Und die Verlierer? Das sind der bisherige Ministerpräsident Jürgen Rüttgers, FDP-Chef Guido Westerwelle und Kanzlerin Angela Merkel. Rüttgers, der im Spagat zwischen "Arbeiterführer" und "Konservativer" seit fünf Jahren mit seinen Nordrhein-Westfalen fremdelte, kassierte eine deftige Strafe für die Sponsoring-Affäre, für den steckengebliebenen Strukturwandel, die Studiengebühren und den Stillstand in der Bildungspolitik. In Zahlen ausgedrückt: minus 10 Prozent für die Christdemokraten.

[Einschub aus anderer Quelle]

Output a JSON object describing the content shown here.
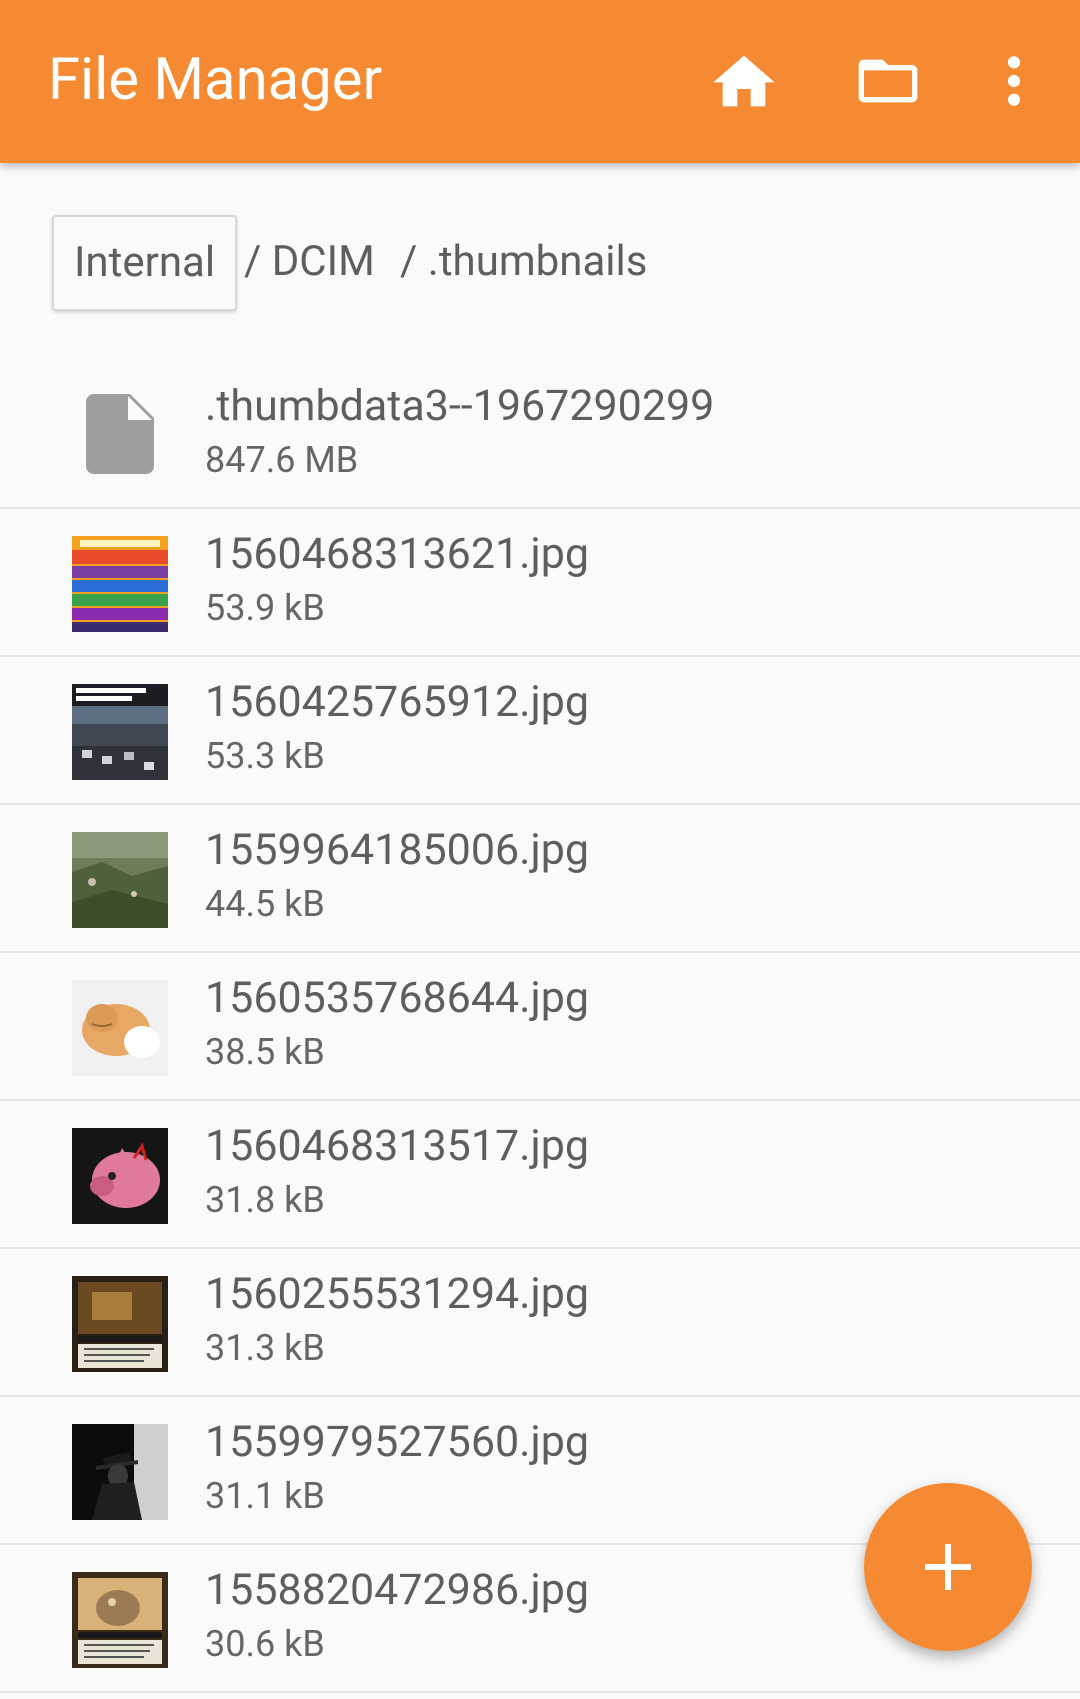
{
  "appbar": {
    "title": "File Manager",
    "color": "#f68a32",
    "actions": [
      {
        "icon": "home-icon"
      },
      {
        "icon": "folder-icon"
      },
      {
        "icon": "more-vert-icon"
      }
    ]
  },
  "breadcrumbs": {
    "internal": "Internal",
    "dcim": "/ DCIM",
    "thumbnails": "/ .thumbnails"
  },
  "files": [
    {
      "name": ".thumbdata3--1967290299",
      "size": "847.6 MB",
      "icon": "file-icon"
    },
    {
      "name": "1560468313621.jpg",
      "size": "53.9 kB",
      "icon": "image-thumbnail"
    },
    {
      "name": "1560425765912.jpg",
      "size": "53.3 kB",
      "icon": "image-thumbnail"
    },
    {
      "name": "1559964185006.jpg",
      "size": "44.5 kB",
      "icon": "image-thumbnail"
    },
    {
      "name": "1560535768644.jpg",
      "size": "38.5 kB",
      "icon": "image-thumbnail"
    },
    {
      "name": "1560468313517.jpg",
      "size": "31.8 kB",
      "icon": "image-thumbnail"
    },
    {
      "name": "1560255531294.jpg",
      "size": "31.3 kB",
      "icon": "image-thumbnail"
    },
    {
      "name": "1559979527560.jpg",
      "size": "31.1 kB",
      "icon": "image-thumbnail"
    },
    {
      "name": "1558820472986.jpg",
      "size": "30.6 kB",
      "icon": "image-thumbnail"
    }
  ],
  "fab": {
    "icon": "plus-icon"
  }
}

Doch die Strafe wäre ohne das "Traumpaar" Merkel/Westerwelle längst nicht so schlimm ausgefallen. Rüttgers muss – und es ist klar, dass er seinen Posten verliert – auch gehen, weil die rund 13 Millionen Wahlberechtigten im Westen ein deutliches Signal nach Berlin geschickt haben. Und das heißt: Schluss mit dem Ausstieg aus dem Atom-Ausstieg, mehr Führung durch die Kanzlerin, keine Kopfpauschale, klarer Kurs in der Finanzkrise inklusive "Berücksichtigung" der Banken und Spekulanten, Schluss mit dem Populismus und den verkorksten Steuersenkungsplänen der FDP. Da Schwarz-Gelb auf die eigene 100-Tage-Bilanz nicht reagierte, hat sich nun eben der Souverän zu Wort gemeldet und die Mehrheitsverhältnisse im Bundesrat geändert. Klarer und deutlicher geht es kaum.